Visual narrative is often a combination of explicit information and judicious omissions, relying on the viewer to supply missing details. In comics, most movements in time and space are hidden in the “gutters” between panels. To follow the story, readers logically connect panels together by inferring unseen actions through a process called “closure”. While computers can now describe the content of natural images, in this paper we examine whether they can understand the closure-driven narratives conveyed by stylized artwork and dialogue in comic book panels. We collect a dataset, COMICS, that consists of over 1.2 million panels (120 GB) paired with automatic textbox transcriptions. An in-depth analysis of COMICS demonstrates that neither text nor image alone can tell a comic book story, so a computer must understand both modalities to keep up with the plot. We introduce three cloze-style tasks that ask models to predict narrative and character-centric aspects of a panel given n preceding panels as context. Various deep neural architectures underperform human baselines on these tasks, suggesting that COMICS contains fundamental challenges for both vision and language.
From the introduction:
Comics are fragmented scenes forged into full-fledged stories by the imagination of their readers. A comics creator can condense anything from a centuries-long intergalactic war to an ordinary family dinner into a single panel. But it is what the creator hides from their pages that makes comics truly interesting, the unspoken conversations and unseen actions that lurk in the spaces (or gutters) between adjacent panels. For example, the dialogue in Figure 1 suggests that between the second and third panels, Gilda commands her snakes to chase after a frightened Michael in some sort of strange cult initiation. Through a process called closure , which involves (1) understanding individual panels and (2) making connective inferences across panels, readers form coherent storylines from seemingly disparate panels such as these. In this paper, we study whether computers can do the same by collecting a dataset of comic books (COMICS) and designing several tasks that require closure to solve.
(emphasis in original)
Comic book security: A method for defeating worldwide data slurping and automated analysis.
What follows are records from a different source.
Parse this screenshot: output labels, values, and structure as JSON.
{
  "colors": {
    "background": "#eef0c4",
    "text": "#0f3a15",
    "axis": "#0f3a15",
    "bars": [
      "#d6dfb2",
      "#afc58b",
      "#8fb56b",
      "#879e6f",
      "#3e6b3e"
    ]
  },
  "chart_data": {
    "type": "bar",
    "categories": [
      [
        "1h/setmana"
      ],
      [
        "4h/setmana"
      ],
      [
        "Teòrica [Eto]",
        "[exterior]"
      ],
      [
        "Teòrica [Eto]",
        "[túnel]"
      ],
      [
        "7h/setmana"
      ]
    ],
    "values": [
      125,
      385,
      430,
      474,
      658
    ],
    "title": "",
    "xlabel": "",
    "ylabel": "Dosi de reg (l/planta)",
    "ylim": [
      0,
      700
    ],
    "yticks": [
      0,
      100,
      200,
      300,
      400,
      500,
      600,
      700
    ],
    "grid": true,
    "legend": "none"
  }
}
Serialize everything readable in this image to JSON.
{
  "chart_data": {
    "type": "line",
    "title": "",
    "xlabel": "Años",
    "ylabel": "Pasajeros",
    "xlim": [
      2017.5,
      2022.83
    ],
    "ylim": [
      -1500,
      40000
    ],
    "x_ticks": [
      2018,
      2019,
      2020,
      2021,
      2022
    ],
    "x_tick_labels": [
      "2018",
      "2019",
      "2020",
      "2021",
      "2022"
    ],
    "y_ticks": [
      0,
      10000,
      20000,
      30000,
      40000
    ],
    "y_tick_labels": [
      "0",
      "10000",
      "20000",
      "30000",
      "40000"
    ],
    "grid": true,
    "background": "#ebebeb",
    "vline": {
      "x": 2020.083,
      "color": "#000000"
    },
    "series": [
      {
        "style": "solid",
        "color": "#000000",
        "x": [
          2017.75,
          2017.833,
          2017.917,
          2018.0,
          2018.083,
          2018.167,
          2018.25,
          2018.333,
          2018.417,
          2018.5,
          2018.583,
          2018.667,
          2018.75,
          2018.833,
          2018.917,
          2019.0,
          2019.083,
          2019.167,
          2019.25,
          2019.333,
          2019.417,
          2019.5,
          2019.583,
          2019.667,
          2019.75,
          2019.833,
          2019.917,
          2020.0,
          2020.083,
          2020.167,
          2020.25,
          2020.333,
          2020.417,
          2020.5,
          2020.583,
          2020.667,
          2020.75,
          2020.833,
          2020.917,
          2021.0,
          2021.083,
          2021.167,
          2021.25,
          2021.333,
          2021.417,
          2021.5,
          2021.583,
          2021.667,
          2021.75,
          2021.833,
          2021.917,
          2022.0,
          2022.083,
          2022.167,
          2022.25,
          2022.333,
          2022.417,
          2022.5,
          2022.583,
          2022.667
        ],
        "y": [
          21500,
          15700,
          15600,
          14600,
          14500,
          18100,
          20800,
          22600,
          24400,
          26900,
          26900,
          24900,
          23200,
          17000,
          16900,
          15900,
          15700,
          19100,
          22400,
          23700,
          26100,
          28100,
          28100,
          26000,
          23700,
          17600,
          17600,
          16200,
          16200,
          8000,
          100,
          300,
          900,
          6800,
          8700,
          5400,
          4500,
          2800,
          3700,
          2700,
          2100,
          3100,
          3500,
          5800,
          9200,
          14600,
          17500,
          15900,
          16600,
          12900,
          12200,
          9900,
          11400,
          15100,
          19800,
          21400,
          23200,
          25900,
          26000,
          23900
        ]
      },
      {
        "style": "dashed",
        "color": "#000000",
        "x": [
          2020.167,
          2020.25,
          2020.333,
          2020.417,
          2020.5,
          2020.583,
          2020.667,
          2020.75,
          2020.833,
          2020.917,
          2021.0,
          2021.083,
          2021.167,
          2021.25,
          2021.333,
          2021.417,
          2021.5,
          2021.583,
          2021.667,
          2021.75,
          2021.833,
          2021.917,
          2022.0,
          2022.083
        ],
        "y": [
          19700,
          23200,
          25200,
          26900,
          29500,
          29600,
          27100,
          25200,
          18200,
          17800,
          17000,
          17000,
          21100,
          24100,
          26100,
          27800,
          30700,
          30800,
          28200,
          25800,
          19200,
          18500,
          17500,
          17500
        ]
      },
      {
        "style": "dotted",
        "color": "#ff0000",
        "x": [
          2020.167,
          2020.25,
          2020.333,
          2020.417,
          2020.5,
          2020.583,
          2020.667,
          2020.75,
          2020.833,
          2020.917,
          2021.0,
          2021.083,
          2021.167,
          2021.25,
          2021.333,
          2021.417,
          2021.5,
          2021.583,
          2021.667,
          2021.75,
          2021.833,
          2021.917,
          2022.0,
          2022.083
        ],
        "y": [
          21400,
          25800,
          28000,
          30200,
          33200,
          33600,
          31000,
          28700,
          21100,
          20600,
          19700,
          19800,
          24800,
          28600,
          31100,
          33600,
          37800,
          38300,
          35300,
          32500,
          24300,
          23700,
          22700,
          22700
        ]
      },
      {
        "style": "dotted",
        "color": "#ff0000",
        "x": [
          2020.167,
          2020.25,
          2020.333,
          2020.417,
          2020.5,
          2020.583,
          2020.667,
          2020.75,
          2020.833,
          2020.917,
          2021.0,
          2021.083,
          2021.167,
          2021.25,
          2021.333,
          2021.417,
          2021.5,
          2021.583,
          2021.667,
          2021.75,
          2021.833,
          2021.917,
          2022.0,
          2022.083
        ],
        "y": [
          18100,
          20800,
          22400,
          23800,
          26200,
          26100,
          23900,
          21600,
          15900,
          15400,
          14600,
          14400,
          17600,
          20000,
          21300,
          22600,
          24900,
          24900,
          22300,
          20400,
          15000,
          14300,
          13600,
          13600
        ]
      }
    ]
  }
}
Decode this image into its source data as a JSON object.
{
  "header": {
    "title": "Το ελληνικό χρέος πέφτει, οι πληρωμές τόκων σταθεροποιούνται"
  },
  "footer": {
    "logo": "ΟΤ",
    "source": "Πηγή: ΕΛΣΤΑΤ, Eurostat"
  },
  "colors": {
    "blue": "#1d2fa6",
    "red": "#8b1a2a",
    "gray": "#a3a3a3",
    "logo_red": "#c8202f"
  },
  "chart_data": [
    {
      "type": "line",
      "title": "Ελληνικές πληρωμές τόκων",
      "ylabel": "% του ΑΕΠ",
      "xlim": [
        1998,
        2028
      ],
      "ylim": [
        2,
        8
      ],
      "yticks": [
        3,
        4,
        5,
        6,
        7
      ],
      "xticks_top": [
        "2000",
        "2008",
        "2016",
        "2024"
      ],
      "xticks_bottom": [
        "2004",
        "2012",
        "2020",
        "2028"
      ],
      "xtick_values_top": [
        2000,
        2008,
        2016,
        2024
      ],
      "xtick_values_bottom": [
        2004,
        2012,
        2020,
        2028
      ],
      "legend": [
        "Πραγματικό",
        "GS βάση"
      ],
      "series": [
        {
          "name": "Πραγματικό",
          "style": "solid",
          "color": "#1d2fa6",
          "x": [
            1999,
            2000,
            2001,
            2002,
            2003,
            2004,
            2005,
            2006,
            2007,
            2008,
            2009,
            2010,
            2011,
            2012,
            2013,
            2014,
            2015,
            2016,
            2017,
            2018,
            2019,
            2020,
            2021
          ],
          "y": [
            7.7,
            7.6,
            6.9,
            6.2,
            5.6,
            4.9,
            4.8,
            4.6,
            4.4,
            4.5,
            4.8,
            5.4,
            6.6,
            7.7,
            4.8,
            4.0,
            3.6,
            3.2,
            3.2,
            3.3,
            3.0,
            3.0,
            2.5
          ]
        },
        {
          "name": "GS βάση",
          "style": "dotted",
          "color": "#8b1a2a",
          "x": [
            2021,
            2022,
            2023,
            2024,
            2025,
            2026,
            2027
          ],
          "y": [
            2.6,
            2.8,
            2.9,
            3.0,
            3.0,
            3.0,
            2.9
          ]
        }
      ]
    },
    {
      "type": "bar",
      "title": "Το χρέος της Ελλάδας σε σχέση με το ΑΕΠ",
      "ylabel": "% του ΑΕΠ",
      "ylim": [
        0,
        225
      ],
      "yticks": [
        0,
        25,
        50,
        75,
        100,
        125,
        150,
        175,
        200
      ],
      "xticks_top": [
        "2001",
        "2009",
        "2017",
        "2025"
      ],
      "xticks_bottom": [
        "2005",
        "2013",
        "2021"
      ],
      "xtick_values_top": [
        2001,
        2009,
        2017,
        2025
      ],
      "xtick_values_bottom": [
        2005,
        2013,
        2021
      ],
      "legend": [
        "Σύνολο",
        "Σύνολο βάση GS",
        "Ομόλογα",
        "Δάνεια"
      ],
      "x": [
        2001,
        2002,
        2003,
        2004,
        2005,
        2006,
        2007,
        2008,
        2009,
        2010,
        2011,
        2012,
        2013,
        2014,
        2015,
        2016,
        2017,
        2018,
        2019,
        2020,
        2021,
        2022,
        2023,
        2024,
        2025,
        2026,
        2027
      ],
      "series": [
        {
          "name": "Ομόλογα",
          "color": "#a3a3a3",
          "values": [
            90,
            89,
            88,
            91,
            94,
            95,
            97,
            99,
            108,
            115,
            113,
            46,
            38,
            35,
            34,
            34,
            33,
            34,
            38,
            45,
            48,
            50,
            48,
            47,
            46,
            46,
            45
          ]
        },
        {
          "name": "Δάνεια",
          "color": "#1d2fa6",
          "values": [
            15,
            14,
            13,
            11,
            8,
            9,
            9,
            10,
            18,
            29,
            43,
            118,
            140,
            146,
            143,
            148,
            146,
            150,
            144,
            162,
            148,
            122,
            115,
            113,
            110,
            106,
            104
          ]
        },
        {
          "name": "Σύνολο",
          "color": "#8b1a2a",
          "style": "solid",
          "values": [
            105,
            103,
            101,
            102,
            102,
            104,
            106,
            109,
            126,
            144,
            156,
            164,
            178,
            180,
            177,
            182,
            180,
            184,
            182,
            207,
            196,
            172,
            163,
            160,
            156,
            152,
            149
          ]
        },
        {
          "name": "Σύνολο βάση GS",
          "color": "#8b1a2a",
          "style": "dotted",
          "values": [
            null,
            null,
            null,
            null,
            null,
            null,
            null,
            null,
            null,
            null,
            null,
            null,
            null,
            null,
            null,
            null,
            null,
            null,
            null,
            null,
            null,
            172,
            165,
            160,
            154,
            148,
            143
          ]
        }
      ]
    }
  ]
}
The authors find that human results easily exceed automated analysis, raising the question of the use of a mixture of text and images as a means to evade widespread data sweeps.
Security based on a lack of human eyes to review content is chancy but depending upon your security needs, it may be sufficient.
For example, a cartoon in a local newspaper that designates a mission target and time, only needs to be secure from the time of its publication until the mission has finished. That it is discovered days, weeks or even months later, doesn’t impact the operational security of the mission.
The data set of cartoons is available at: http://github.com/miyyer/comics.
Guaranteed, algorithmic security is great, but hiding in gaps of computational ability may be just as effective.